Stress dulls your judgment. Bad judgment causes more losses. That creates more stress. If this cycle continues, the initial small negative impact multiplies by tens or hundreds of times.

The expression “hundred years of crop failure” captures this exponential growth perfectly. You can recover from one year of bad harvest. But a hundred years means losses across generations.

This proverb understood the essence of complex systems science hundreds of years ago. It shows how crucial initial choices are.

Lessons for Today

This proverb teaches modern people about the importance of “daily quality of life.”

We often get distracted by big successes or dramatic events. But most of life is actually built from ordinary daily moments.

The home you return to every day. The person you see every day. The words you exchange every day. Whether these things are comfortable or painful completely changes the color of your life.

In modern society, we have many “environment choices” beyond marriage. We choose workplaces, places to live, and friends to spend time with.

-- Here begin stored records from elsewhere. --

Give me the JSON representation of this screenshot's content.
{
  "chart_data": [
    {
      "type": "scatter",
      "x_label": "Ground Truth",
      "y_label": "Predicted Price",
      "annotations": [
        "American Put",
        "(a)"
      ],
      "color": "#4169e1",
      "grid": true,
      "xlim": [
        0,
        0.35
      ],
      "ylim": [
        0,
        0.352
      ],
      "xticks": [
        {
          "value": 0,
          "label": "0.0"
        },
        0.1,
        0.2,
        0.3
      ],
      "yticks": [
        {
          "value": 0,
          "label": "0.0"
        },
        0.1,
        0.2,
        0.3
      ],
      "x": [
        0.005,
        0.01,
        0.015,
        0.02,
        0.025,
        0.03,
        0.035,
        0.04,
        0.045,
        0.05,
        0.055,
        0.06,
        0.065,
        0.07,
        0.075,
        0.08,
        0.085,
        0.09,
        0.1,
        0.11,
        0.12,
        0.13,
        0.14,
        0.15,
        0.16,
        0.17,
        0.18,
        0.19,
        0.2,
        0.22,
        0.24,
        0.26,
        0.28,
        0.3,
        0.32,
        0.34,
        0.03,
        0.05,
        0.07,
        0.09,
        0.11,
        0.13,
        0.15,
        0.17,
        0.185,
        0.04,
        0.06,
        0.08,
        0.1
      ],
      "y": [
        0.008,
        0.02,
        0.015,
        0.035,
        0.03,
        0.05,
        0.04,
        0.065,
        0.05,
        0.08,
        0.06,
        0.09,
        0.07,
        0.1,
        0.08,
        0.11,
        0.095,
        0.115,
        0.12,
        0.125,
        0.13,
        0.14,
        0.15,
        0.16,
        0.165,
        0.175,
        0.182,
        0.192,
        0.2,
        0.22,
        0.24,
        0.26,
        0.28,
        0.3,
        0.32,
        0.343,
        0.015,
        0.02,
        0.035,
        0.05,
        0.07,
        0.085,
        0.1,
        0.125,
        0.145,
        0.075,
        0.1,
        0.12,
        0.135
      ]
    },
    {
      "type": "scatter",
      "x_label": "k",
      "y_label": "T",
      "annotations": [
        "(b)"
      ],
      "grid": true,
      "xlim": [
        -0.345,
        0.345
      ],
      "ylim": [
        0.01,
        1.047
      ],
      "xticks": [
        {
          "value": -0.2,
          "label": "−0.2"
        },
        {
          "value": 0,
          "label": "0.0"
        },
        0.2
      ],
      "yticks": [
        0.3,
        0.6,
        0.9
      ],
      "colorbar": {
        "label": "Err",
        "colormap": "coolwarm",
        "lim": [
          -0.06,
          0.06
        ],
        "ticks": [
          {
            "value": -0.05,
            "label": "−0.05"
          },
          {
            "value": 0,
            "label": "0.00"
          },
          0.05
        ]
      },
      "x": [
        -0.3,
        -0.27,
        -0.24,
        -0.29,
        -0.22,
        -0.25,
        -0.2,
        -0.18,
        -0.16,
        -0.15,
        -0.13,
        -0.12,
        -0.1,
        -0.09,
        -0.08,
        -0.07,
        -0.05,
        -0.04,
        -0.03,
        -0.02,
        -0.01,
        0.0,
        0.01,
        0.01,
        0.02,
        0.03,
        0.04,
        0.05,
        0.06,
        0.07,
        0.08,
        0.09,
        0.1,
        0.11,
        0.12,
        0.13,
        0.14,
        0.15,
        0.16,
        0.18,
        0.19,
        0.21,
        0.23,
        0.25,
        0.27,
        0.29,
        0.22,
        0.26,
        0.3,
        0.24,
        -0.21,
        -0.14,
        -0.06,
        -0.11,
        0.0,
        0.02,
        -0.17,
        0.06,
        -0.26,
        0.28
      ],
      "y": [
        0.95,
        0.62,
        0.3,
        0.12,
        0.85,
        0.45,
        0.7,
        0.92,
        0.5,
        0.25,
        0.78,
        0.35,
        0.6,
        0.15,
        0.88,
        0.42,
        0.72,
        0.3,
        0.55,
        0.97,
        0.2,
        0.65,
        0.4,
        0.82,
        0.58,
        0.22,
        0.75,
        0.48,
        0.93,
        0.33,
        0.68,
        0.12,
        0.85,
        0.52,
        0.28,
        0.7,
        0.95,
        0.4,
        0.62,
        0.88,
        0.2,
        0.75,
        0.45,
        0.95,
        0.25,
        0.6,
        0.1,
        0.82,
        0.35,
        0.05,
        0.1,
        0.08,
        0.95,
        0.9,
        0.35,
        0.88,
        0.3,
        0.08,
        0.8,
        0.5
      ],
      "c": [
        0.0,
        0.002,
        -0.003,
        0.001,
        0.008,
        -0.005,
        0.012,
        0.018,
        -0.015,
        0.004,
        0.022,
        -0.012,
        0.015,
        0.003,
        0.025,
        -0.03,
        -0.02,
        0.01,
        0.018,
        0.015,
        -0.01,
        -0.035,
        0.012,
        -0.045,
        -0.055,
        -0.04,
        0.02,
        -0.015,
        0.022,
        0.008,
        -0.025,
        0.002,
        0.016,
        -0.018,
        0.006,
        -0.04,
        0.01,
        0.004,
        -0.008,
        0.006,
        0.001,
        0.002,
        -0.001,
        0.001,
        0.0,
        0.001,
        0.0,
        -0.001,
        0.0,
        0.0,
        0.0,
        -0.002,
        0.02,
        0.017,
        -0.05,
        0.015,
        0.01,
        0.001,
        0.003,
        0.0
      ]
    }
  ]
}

This proverb’s lesson applies to all these choices. Don’t look only at temporary appeal or surface conditions. Imagine yourself spending every day in that environment. This is what matters.

And if you’re in a difficult environment now, it’s important to have courage to change it. You don’t have to accept “a hundred years of crop failure.”

You only live once. You have the right to choose an environment where you can feel peaceful. When your daily life is happy, your whole life becomes happy.